Maria Montessori was born in 1870, and she was the first woman ever granted a medical degree by an Italian university. As a child, she showed great ability in mathematics and originally intended to become an engineer. She did post-graduate work in psychiatry.

At the age of 28, Montessori became directress of a tax-supported school for defective children. Working thirteen hours a day with the children, she developed materials and methods which allowed them to perform reasonably well on school problems previously considered far beyond their capacity. Her great triumph, in reality and in the newspapers, came when she presented children from mental institutions at the public examinations for primary certificates, which was as far as the average Italian ever went in formal education — and her children passed the exam.

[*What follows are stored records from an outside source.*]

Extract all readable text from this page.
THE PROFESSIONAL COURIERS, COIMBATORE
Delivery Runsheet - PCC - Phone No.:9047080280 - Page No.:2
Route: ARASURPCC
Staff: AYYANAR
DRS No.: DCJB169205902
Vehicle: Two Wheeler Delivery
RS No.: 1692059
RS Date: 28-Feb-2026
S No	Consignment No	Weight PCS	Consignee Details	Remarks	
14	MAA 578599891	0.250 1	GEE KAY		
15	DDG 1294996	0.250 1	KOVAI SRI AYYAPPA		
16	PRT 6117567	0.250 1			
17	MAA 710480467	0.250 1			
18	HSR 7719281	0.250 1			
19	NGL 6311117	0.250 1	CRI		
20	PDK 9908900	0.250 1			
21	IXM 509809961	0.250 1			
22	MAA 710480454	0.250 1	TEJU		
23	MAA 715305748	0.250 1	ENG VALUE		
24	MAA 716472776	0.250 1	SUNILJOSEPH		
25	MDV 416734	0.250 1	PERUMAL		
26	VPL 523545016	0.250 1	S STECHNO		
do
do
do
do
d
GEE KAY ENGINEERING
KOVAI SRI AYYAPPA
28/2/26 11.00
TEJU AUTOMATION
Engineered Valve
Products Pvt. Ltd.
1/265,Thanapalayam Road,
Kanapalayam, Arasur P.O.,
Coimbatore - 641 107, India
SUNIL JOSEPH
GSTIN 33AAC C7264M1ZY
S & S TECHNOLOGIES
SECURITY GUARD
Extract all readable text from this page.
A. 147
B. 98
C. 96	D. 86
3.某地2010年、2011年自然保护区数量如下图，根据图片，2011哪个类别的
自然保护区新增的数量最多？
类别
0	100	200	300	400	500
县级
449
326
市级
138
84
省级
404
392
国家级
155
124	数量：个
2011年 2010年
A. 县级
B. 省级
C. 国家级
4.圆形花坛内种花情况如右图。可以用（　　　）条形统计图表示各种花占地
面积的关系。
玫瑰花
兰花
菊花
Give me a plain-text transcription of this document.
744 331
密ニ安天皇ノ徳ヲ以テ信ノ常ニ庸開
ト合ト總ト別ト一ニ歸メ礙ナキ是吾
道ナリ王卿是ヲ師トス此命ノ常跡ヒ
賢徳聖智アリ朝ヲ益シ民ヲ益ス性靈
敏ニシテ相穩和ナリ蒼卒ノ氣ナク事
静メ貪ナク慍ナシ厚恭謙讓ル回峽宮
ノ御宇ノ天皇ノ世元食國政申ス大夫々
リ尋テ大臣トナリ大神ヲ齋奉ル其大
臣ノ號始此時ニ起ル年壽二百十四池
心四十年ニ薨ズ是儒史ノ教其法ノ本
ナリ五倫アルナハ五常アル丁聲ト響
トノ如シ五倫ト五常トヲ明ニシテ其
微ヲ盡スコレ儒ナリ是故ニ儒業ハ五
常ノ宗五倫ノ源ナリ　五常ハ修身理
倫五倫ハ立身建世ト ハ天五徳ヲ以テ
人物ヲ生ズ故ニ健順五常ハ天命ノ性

Typically, she drew from her experience the vigorous conclusion — that if these children could be brought to the academic levels reached by normal children, then there had to be something horribly wrong with the education of normal children. And so she moved on to the normal children of the slums. Thereafter, by her own desire and by public demand, she was an educator, not a medical doctor.

Montessori's insights and methods are contained in four basic texts, now republished: THE MONTESSORI METHOD, SPONTAEOUS ACTIVITY IN EDUCATION (The Advanced Montessori Method, volume 1), THE MONTESSORI ELEMENTARY MATERIAL(The Advanced Montessori Method, volume 2), and DR. MONTESSORI'S OWN HANDBOOK.